I gave a talk entitled “Change is the Only Constant” (video) at the excellent Voxxed Days conference in Zurich last month. It got a little attention on Twitter, particularly this slide, tweeted by Mario Fusco:
The point of the slide is that immutability is, strictly speaking, an all-or-nothing proposition: mutability anywhere in a data structure makes it mutable as a whole. “Schopenhauer’s” “Law” isn’t a law, isn’t about entropy, and seems to have absolutely no connection to Schopenhauer, but none of this harms its propagation as a meme across the Internet. I’m not myself wildly enthusiastic about the slide, but I put it in the talk because it’s a favourite of Stuart Marks, who is the primary maintainer of the Java Collections Framework and an infallible source of ideas and good advice to me. An unexpected payoff, though, was this response from Brian Goetz, who tweeted:
So I’m happy to take credit for the slide, because of course to be called any kind of clever by Brian is a compliment, however backhanded, to be treasured. Now at least the problem of knowing what to have written on my tombstone is definitively solved!
More seriously, Brian’s point is obviously fundamentally correct. It’s always been extremely difficult to be certain that you’ve got anything 100% right in computing. This reminds me of the argument in the formal verification community—or rather, the argument used against the verification community—that if the correctness proof of your program depends on the correctness of a verification system that itself hasn’t actually been verified, your argument is built on (unreinforced) sand. And if you do prove the correctness of your verifier, that proof will depend on the correctness of the layer beneath it —and so on, all the way down to the hardware which, as we know from the disasters of Spectre and Meltdown, is nowadays just too complex to analyse completely. The same argument, that we’re ultimately dependent on the hardware properties, applies to immutability.
And to be fair to the talk, the slide about “Schopenhauer’s Law” was taken out of context: the rest of the talk did lay emphasis on the importance of reducing mutability. It’s worth looking at the value of this in a little more detail. Mario also tweeted this slide, on the problems of mutability:
Before looking at this in detail, we should dispose of a question of terminology that often gets in the way of discussions of immutability: are we discussing individual objects, or object graphs? This is a real problem in talking about collections, because preventing change to the state of a collection object in itself won’t necessarily prevent the ill effects of mutability listed in the slide. That’s because their impact depends on the properties of the entire object graph, and the immutability of the collection object is an entirely separate question from the mutability of the objects that it contains. We might reduce confusion by reserving the term “immutable” to object graphs, abandoning the notion of “shallow” immutability even if that would involve losing the source of jokes like Brian’s. This was the thinking that led to the label “unmodifiable” being given to the collections implementations introduced in Java 9. Here we’ll say that the opposite of “mutable” for an object is “unmodifiable”; for an object graph it is “immutable”.
Returning to Brian’s objection, are the problems of the second slide really reduced by reducing mutability? Consider an object graph, all but one of whose elements are unmodifiable:
- This structure as a whole will not be thread-safe, but protecting only the single mutable element is all that is required to make it so.
- Defensive copying will still be required, but that can again be restricted to the single mutable element.
- The question of stable lookup in keyed and ordered collections depends on the definitions of equality or comparison: if these relations can be made independent of the state of the mutable element, then decreasing mutability will have paid off.
- Consistency of program state refers to invariants that hold between object graphs, rather than within them as object-oriented principles demand.

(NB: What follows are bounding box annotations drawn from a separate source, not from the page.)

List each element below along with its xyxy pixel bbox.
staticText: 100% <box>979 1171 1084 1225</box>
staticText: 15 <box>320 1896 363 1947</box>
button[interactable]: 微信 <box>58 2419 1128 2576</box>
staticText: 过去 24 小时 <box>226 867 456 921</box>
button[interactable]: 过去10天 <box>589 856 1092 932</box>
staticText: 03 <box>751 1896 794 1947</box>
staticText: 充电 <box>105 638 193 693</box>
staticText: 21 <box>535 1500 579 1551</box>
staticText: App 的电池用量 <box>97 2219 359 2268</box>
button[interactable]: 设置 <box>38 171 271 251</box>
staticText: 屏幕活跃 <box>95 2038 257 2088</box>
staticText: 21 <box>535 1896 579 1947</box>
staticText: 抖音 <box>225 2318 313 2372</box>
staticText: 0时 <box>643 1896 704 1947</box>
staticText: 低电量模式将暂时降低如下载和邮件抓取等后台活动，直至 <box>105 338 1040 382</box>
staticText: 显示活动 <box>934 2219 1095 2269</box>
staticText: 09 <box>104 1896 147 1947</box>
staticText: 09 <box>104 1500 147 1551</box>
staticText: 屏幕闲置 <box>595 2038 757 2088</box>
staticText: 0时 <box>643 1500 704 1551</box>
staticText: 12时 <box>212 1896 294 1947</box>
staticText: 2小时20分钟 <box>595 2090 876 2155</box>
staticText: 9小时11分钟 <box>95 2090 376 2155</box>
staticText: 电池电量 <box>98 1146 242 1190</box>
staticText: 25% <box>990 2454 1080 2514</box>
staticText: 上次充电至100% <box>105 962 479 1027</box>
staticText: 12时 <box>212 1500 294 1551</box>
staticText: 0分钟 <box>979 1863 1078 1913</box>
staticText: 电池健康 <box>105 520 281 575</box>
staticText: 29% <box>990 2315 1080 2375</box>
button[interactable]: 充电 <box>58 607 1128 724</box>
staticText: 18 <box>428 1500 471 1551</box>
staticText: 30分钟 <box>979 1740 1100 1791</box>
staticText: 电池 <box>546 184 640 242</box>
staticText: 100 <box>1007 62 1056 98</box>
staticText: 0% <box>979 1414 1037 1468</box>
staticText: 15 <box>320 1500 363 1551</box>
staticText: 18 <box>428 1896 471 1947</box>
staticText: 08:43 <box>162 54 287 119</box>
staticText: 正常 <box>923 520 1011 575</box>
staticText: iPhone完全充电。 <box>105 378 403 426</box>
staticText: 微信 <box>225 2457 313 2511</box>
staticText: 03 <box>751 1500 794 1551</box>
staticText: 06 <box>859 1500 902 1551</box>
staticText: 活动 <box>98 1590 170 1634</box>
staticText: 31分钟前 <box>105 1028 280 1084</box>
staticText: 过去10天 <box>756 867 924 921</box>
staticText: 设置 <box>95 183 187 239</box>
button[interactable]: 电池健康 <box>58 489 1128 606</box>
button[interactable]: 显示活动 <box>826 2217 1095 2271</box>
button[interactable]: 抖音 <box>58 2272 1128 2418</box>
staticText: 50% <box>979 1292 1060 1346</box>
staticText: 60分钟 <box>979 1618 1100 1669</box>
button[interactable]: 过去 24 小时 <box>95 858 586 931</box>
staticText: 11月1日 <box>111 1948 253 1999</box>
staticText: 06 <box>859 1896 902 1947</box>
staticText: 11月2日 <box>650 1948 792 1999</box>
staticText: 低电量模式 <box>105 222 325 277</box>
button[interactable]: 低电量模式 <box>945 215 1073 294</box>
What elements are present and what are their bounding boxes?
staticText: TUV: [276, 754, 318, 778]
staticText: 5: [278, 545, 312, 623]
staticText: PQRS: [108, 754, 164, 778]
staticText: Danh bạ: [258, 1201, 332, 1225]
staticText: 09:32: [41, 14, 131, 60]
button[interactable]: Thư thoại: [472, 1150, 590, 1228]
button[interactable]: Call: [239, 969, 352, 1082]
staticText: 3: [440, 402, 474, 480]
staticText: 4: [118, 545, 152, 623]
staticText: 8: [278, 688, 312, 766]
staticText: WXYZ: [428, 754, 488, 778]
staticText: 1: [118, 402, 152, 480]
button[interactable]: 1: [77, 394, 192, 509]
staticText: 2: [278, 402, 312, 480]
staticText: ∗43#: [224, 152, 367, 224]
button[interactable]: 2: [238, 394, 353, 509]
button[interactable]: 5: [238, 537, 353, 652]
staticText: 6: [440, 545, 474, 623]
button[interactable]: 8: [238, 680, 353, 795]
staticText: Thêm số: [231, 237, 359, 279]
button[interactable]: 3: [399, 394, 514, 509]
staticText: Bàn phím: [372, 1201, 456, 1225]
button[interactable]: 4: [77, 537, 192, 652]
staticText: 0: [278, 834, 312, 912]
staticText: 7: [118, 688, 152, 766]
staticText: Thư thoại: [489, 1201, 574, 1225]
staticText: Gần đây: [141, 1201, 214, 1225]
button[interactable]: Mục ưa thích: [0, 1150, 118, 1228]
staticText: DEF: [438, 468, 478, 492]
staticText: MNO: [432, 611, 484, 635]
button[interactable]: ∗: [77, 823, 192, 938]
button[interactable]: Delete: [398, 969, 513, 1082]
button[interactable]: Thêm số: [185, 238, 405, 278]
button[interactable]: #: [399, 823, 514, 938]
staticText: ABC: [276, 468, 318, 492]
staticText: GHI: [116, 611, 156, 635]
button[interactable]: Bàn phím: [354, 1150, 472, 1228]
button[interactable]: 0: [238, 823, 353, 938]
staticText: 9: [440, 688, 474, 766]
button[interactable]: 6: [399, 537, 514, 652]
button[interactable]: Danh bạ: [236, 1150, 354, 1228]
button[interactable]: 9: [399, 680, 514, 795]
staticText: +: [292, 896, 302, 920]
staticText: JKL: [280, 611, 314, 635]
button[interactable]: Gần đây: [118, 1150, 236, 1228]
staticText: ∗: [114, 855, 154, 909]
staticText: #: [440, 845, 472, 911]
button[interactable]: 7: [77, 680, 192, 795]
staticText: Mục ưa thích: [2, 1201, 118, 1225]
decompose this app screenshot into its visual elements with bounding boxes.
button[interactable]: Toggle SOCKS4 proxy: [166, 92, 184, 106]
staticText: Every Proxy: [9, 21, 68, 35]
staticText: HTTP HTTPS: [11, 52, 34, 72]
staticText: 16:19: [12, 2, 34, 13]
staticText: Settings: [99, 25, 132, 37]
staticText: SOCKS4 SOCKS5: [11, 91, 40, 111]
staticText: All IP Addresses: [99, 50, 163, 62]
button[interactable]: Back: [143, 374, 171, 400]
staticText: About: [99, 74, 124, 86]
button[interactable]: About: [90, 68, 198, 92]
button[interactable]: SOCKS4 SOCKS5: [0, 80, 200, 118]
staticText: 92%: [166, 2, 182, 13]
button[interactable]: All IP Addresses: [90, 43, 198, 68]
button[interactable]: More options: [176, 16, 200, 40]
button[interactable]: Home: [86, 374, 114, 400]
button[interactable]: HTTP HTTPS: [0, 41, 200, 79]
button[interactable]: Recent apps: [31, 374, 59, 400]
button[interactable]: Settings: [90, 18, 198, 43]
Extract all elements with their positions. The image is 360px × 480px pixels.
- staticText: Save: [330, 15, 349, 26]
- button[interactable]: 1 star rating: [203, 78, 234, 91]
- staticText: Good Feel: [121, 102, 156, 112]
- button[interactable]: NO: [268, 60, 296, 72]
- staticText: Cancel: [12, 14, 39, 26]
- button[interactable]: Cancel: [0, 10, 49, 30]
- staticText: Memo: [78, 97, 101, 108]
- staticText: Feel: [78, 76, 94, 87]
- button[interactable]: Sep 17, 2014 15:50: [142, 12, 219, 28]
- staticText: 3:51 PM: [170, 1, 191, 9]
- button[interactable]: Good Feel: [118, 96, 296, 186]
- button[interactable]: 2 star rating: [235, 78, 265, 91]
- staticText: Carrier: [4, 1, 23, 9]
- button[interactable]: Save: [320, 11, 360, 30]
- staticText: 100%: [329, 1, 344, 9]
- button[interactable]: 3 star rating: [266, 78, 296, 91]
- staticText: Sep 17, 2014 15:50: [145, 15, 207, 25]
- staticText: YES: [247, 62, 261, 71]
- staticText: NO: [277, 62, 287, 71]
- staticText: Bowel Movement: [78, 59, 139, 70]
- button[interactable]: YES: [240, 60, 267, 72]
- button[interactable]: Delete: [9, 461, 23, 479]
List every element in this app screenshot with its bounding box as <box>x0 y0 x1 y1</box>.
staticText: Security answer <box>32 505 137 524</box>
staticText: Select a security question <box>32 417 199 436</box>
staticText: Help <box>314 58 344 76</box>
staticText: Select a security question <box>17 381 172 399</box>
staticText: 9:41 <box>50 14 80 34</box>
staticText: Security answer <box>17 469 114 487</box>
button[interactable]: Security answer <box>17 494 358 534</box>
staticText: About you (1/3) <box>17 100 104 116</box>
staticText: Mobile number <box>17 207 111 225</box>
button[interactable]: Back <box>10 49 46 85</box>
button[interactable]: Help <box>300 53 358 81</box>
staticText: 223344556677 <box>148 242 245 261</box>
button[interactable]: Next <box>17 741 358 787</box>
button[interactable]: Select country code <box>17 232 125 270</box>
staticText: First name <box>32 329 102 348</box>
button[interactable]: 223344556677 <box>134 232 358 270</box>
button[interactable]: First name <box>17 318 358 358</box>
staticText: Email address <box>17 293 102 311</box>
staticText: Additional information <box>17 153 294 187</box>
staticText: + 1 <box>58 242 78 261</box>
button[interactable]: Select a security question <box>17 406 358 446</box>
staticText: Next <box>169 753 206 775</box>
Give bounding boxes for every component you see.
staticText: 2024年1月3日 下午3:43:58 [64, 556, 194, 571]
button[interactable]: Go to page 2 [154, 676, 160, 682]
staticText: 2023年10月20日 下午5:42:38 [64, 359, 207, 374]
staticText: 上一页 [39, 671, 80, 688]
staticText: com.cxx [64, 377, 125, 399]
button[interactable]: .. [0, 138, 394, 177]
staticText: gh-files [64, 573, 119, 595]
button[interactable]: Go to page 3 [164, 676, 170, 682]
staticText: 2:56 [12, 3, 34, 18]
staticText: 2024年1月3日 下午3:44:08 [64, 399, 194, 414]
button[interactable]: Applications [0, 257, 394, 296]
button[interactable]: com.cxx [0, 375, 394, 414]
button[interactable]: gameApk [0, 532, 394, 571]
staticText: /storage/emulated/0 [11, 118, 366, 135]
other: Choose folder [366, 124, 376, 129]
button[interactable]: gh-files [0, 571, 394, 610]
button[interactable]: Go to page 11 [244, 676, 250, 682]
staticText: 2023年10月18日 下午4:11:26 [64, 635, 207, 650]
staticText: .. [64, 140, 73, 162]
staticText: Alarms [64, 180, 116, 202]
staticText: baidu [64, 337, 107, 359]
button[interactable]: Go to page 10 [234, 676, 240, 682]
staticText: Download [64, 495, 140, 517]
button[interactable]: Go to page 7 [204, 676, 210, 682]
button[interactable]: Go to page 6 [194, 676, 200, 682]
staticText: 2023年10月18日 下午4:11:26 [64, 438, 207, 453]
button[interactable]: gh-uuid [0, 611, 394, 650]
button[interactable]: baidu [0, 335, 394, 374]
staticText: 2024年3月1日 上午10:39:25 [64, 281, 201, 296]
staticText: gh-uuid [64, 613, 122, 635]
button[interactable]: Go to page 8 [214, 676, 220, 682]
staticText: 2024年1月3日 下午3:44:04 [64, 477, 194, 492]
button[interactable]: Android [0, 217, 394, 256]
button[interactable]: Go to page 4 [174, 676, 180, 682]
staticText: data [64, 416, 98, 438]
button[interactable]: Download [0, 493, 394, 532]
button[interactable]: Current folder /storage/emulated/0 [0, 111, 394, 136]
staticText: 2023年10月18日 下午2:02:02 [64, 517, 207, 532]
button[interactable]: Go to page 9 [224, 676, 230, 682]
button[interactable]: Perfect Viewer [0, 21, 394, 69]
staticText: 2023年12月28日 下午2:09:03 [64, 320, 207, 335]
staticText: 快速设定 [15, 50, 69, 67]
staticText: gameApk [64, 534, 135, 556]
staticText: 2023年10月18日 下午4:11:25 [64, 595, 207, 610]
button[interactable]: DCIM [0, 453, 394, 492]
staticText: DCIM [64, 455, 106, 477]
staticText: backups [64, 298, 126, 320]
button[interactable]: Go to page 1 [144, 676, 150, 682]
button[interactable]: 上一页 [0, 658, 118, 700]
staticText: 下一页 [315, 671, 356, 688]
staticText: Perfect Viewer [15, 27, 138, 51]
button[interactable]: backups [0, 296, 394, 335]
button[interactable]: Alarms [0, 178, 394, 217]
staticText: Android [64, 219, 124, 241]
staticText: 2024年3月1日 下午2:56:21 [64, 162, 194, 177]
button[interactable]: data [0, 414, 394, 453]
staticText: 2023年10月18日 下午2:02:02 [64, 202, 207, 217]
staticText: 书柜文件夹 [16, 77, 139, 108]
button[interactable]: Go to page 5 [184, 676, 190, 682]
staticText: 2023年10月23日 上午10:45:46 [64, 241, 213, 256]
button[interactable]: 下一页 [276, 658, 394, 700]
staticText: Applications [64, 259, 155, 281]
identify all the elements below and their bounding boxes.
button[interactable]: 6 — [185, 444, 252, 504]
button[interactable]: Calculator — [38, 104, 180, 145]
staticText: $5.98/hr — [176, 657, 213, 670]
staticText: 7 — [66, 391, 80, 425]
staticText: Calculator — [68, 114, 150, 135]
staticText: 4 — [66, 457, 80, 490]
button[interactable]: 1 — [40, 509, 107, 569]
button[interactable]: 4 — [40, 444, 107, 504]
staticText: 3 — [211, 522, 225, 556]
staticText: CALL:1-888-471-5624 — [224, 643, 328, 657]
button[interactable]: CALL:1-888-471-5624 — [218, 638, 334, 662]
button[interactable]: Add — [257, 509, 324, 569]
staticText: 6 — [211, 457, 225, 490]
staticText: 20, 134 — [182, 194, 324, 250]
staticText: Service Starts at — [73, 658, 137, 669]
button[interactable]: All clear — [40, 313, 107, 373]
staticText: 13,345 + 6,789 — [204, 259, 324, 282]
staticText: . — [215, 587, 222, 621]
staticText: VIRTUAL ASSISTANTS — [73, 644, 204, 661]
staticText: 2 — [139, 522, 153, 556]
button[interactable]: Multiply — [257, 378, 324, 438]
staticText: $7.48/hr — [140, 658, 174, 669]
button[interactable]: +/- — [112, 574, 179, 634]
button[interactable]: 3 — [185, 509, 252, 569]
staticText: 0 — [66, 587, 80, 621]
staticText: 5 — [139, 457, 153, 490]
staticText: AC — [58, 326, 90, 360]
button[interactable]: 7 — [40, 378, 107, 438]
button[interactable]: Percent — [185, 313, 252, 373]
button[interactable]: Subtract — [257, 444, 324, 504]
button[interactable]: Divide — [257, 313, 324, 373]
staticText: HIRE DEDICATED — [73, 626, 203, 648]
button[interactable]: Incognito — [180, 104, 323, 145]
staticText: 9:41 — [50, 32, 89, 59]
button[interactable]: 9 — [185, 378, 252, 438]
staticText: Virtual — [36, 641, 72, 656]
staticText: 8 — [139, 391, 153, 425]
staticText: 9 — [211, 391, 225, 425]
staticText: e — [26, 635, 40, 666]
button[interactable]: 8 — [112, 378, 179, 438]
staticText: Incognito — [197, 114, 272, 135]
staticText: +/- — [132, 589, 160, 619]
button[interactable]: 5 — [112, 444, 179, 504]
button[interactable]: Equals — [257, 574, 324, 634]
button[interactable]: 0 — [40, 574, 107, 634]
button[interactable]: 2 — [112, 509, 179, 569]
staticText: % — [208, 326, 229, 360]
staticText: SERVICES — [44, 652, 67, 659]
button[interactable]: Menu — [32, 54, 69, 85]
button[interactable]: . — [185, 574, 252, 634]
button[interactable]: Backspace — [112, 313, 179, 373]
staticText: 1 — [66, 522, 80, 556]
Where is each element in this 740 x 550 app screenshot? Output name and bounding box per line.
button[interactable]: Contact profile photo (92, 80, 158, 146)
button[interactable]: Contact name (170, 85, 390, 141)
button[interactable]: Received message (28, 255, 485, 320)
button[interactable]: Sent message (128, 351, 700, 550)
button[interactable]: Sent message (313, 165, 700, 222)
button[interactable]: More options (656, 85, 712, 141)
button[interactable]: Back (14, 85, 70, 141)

For instance, systems supporting user interfaces must ensure that the state of the underlying system is consistently mirrored in the interface, for example by disabling currently inapplicable UI elements. If the mutable element forms part of such an invariant, then extra care has to be taken whenever it is changed to ensure the invariant is maintained by corresponding adjustments of its other component(s).
- The gains in simplicity and clarity are proportional to the number of unmodifiable elements in the graph: each of these has only a single possible state, and is accordingly that much simpler to reason about.
This discussion may help to answer a popular question about the Java 9 unmodifiable collections: Why have them? Clearly, reducing mutability does bring gains, even if immutability in its perfect form is an ideal we can never reach.
I would call the result a draw: Goetz 1, Schopenhauer 1. And, as a verdict, how shallow is that?